Purpose : Anion channels mediate the movement of Cl^- across the RPE basolateral membrane in the final step of active Cl^- absorption and also influence the transport of other ions by helping set the membrane potentials. Multiple types of regulated Cl^- channels have been found in the RPE, but the channel underlying the resting Cl^- conductance has yet to be identified. The purpose of this study was to determine the permeation properties of mouse RPE cells with respect to thiocyanate (SCN^-), nitrate (NO₃^-), and other anions as a first step toward functionally identifying the predominant anion conductance in the RPE under resting conditions.

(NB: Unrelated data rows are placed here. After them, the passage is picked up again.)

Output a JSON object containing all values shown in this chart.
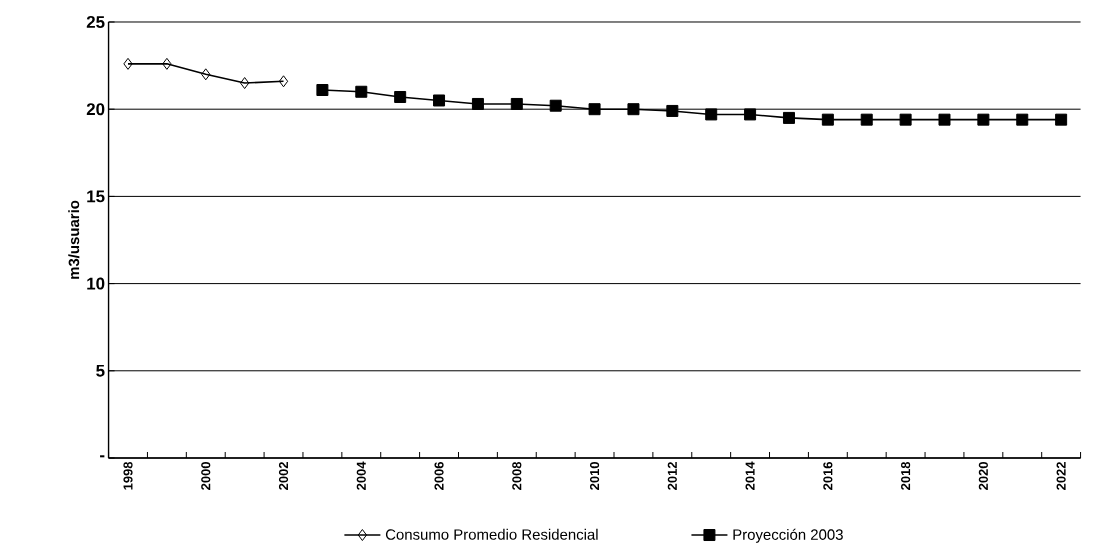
{
  "chart_data": {
    "type": "line",
    "ylabel": "m3/usuario",
    "categories": [
      "1998",
      null,
      "2000",
      null,
      "2002",
      null,
      "2004",
      null,
      "2006",
      null,
      "2008",
      null,
      "2010",
      null,
      "2012",
      null,
      "2014",
      null,
      "2016",
      null,
      "2018",
      null,
      "2020",
      null,
      "2022"
    ],
    "series": [
      {
        "name": "Consumo Promedio Residencial",
        "color": "#000000",
        "marker": "diamond",
        "values": [
          22.6,
          22.6,
          22.0,
          21.5,
          21.6,
          null,
          null,
          null,
          null,
          null,
          null,
          null,
          null,
          null,
          null,
          null,
          null,
          null,
          null,
          null,
          null,
          null,
          null,
          null,
          null
        ]
      },
      {
        "name": "Proyección 2003",
        "color": "#000000",
        "marker": "square",
        "values": [
          null,
          null,
          null,
          null,
          null,
          21.1,
          21.0,
          20.7,
          20.5,
          20.3,
          20.3,
          20.2,
          20.0,
          20.0,
          19.9,
          19.7,
          19.7,
          19.5,
          19.4,
          19.4,
          19.4,
          19.4,
          19.4,
          19.4,
          19.4
        ]
      }
    ],
    "ylim": [
      0,
      25
    ],
    "yticks": [
      {
        "value": 0,
        "label": "-"
      },
      5,
      10,
      15,
      20,
      25
    ],
    "grid": "y",
    "legend": "bottom",
    "line_style": "solid"
  }
}
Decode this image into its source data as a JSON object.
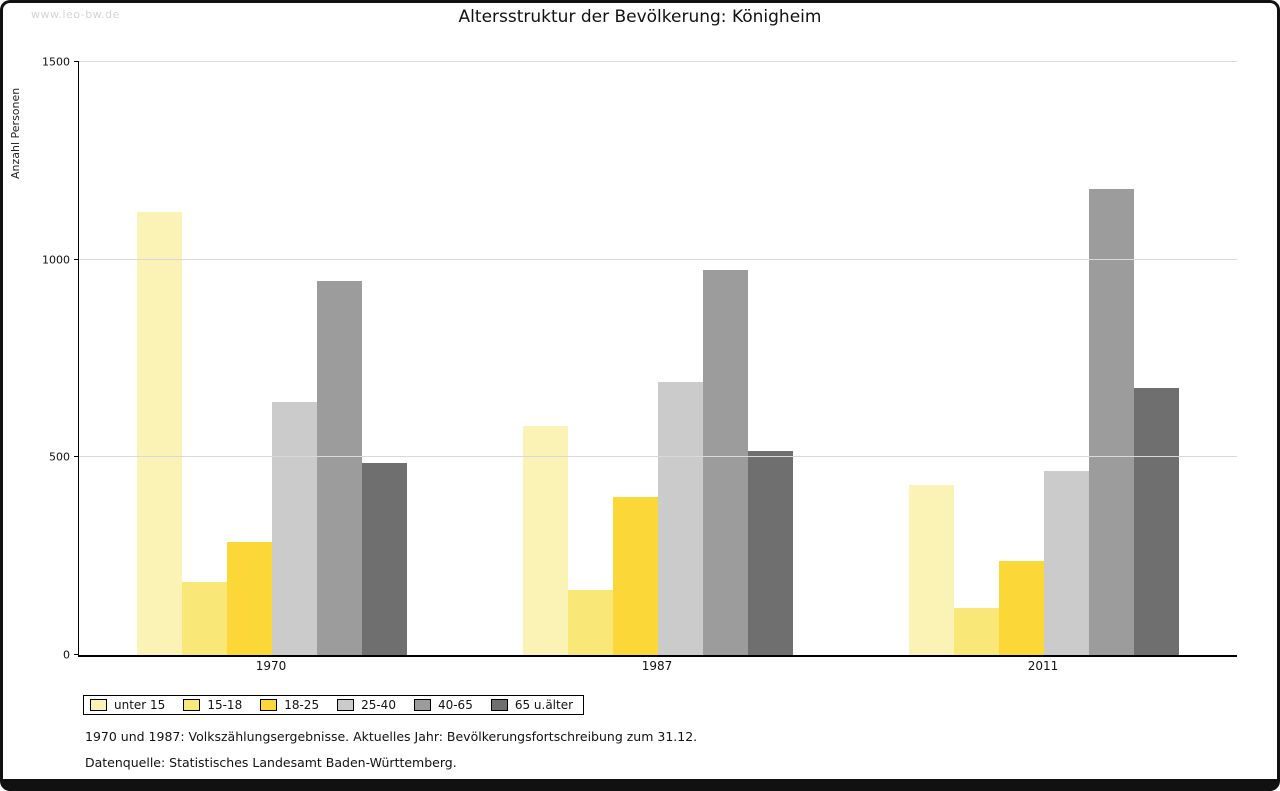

Methods : RPE cells were enzymatically isolated from the eyes of wild-type C57/B6 mice. Freshly isolated RPE cells were placed in a constantly superfused recording chamber and whole-cell currents were recorded using the patch-clamp technique. The pipette solution contained 140 mM NMDG-Cl (nominally 30 nM free Ca²⁺, pH 7.2) and the bath contained 140 mM NaX, where X = Cl^-, NO₃^-, I^-, Br^-, SCN^-, or gluconate^-. Slope conductance was calculated in the voltage range +30 to +60 mV and the permeability ratio was estimated from the change in reversal potential resulting from the replacement of Cl^- with the test anion.

Results : Isolated mouse RPE cells had a membrane capacitance of 114.6 ± 20.2 pF (mean ± SEM, n = 16). When bathed with 140 mM NaCl solution, whole-cell currents in response to 1-sec voltage steps were essentially time independent and exhibited mild inward rectification. The relative permeabilities under bi-ionic conditions were: SCN^- >> NO₃^- >> I^- > Br^- > Cl^- >> gluconate^-, with P_SCN/P_Cl = 23.1 ± 7.2 (mean ± SEM, n = 7). The conductance sequence was SCN^- >> NO₃^- > I^- > Br^- > Cl^- >> gluconate, with G_SCN = 617.0 ± 114.9 pS/pF (n = 7) and G_Cl = 21.2 ± 1.6 pS/pF (n = 16).

Conclusions : Under resting conditions, freshly isolated mouse RPE cells exhibit a remarkably high conductance and permeability to SCN^-. This novel finding suggests that the RPE plasma membrane contains an anion channel or transporter that has not been described previously. Further characterization of this membrane mechanism may lead to new insight into RPE transport function.

This is an abstract that was submitted for the 2016 ARVO Annual Meeting, held in Seattle, Wash., May 1-5, 2016.